On Sun, Nov 2, 2014 at 9:35 PM, The Wanderer <wanderer@fastmail.fm> wrote:
> On 11/02/2014 at 03:23 AM, Joel Rees wrote:
>
>> 2014/11/02 11:19 "Carl Fink" <carl@finknetwork.com>:
>>
>>> When I wanted the options for umask, I typed 'man umask' and got
>>> the man page for it as a C header diretive? (I'm not a C
>>> programmer, but it seemed to be for C header files and came from
>>> section 2.)
>>>
>>> This is darn confusing for a new user. I have been around long
>>> enough (slink) that I quickly realized it must be a Bash builtin
>>> and found that man page, but how would a beginner know that? Surely
>>> a symbolic link could be set up for umask as well as the others
>>> (bg, eval, fg, read, etc.)?
>>>
>>> Should I file this as a bug against Sid? I know there's no chance
>>> it will make it into Wheezy.
>>
>> Hmm. What do I get when I try to do a man umask?
>>
>> BASH_BUILTINS (1)
>>
>> I wonder why. I have a memory of doing something like installing a
>> manpages package, but I'm not sure that was what did the trick, or
>> it might have been mingw I did that on.
>
> Could you check with dlocate or similar to figure out where that came
> from?

Hmm. Oh.
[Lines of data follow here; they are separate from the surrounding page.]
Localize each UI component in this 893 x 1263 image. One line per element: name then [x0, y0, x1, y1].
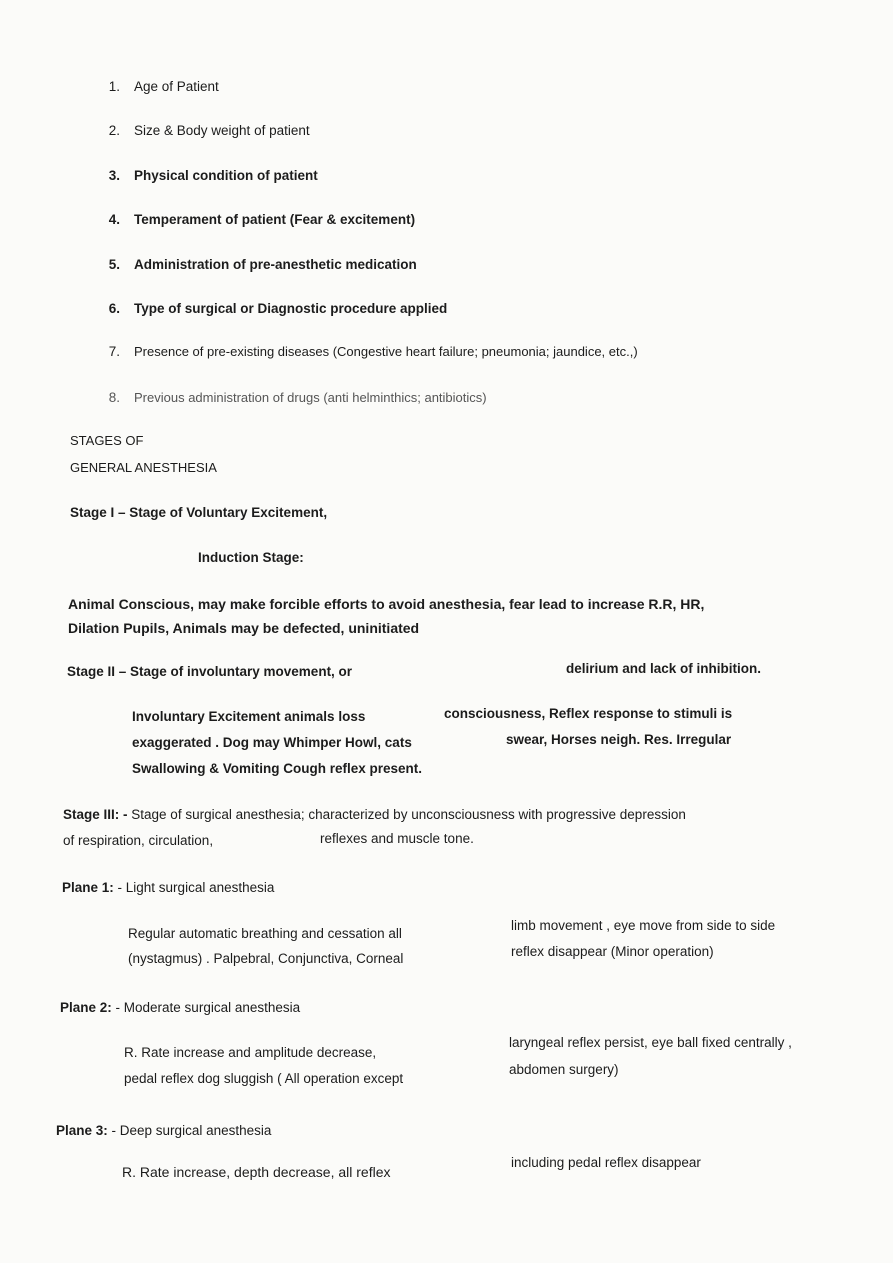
list-text: Previous administration of drugs (anti helminthics; antibiotics) [134, 390, 487, 405]
section-heading-line2: GENERAL ANESTHESIA [70, 460, 217, 475]
plane2-line1-right: laryngeal reflex persist, eye ball fixed centrally , [509, 1035, 792, 1050]
list-text: Size & Body weight of patient [134, 123, 310, 138]
plane3-title-text: - Deep surgical anesthesia [107, 1123, 272, 1138]
plane3-title [56, 1122, 271, 1140]
stage1-desc-line2: Dilation Pupils, Animals may be defected, uninitiated [68, 620, 420, 636]
list-number: 2. [108, 123, 120, 138]
plane2-line2-right: abdomen surgery) [509, 1062, 619, 1077]
plane2-line2-left: pedal reflex dog sluggish ( All operation except [124, 1071, 404, 1086]
stage1-subtitle: Induction Stage: [198, 550, 304, 565]
stage3-title [63, 806, 686, 824]
list-number: 4. [108, 212, 120, 227]
plane3-line1-left: R. Rate increase, depth decrease, all reflex [122, 1164, 391, 1180]
list-number: 5. [108, 257, 120, 272]
stage3-label: Stage III: - [63, 807, 128, 822]
stage2-line3: Swallowing & Vomiting Cough reflex present. [132, 761, 423, 776]
list-text: Age of Patient [134, 79, 219, 94]
stage2-line1-right: consciousness, Reflex response to stimuli is [444, 706, 733, 721]
plane2-title [60, 999, 300, 1017]
plane3-label: Plane 3: [56, 1123, 108, 1138]
list-number: 3. [108, 168, 120, 183]
list-number: 7. [108, 344, 120, 359]
stage3-title-line2-right: reflexes and muscle tone. [320, 831, 474, 846]
stage2-line2-right: swear, Horses neigh. Res. Irregular [506, 732, 732, 747]
stage1-title: Stage I – Stage of Voluntary Excitement, [70, 505, 328, 520]
list-number: 8. [108, 390, 120, 405]
plane2-line1-left: R. Rate increase and amplitude decrease, [124, 1045, 377, 1060]
stage2-title-right: delirium and lack of inhibition. [566, 661, 762, 676]
plane1-line2-left: (nystagmus) . Palpebral, Conjunctiva, Corneal [128, 951, 404, 966]
stage2-line2-left: exaggerated . Dog may Whimper Howl, cats [132, 735, 412, 750]
stage2-line1-left: Involuntary Excitement animals loss [132, 709, 366, 724]
plane1-line2-right: reflex disappear (Minor operation) [511, 944, 714, 959]
stage3-title-line2-left: of respiration, circulation, [63, 833, 214, 848]
plane1-title-text: - Light surgical anesthesia [113, 880, 275, 895]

This is not going to be generally useful, at all.

man /usr/share/man/ja/man1/builtins.1.gz

brings the page up for me.

env LANG=en_US.UTF-8 man umask

brings up the manual page from section 2, and

env LANG=en_US.UTF-8 man 7 umask

doesn't bring up anything here.

man bash

does, for either LANG .

> The closest man page I have to that is bash-builtins(7), which comes
> with the bash package, but is not the same as bash_builtins(1) - and
> does not have an umask(anything) symlink.

Seems to be done, not by symlink, but in the man db.

>> Wheezy, FWIW.
>>
>> (And thanks to The Wanderer for reminding us about the help command.
>> I keep forgetting that.)
>
> Heh. I think the reason I learned about it in a way which helps me keep
> remembering it myself is due to experimenting based on a line from the
> "Draft of the UNIX Hierarchy", describing someone at one level of the
> hierarchy as having "learned that learn doesn't help".
>
> I have never found a command called 'learn', or otherwise figured out
> what this might have been referring to, but it's memorable enough that
> the experimentation I did based on it is also easy to bring back to mind
> - and I'm pretty sure that I found 'help' while experimenting that way.

I think there was an OS back way back when, that had a "learn" command. (As in, "I want to `learn' about <topic />.") Don't remember which, though. Or it might have been an app.

--
Joel Rees

Be careful when you look at conspiracy.
Look first in your own heart,
and ask yourself if you are not your own worst enemy.
Arm yourself with knowledge of yourself, as well.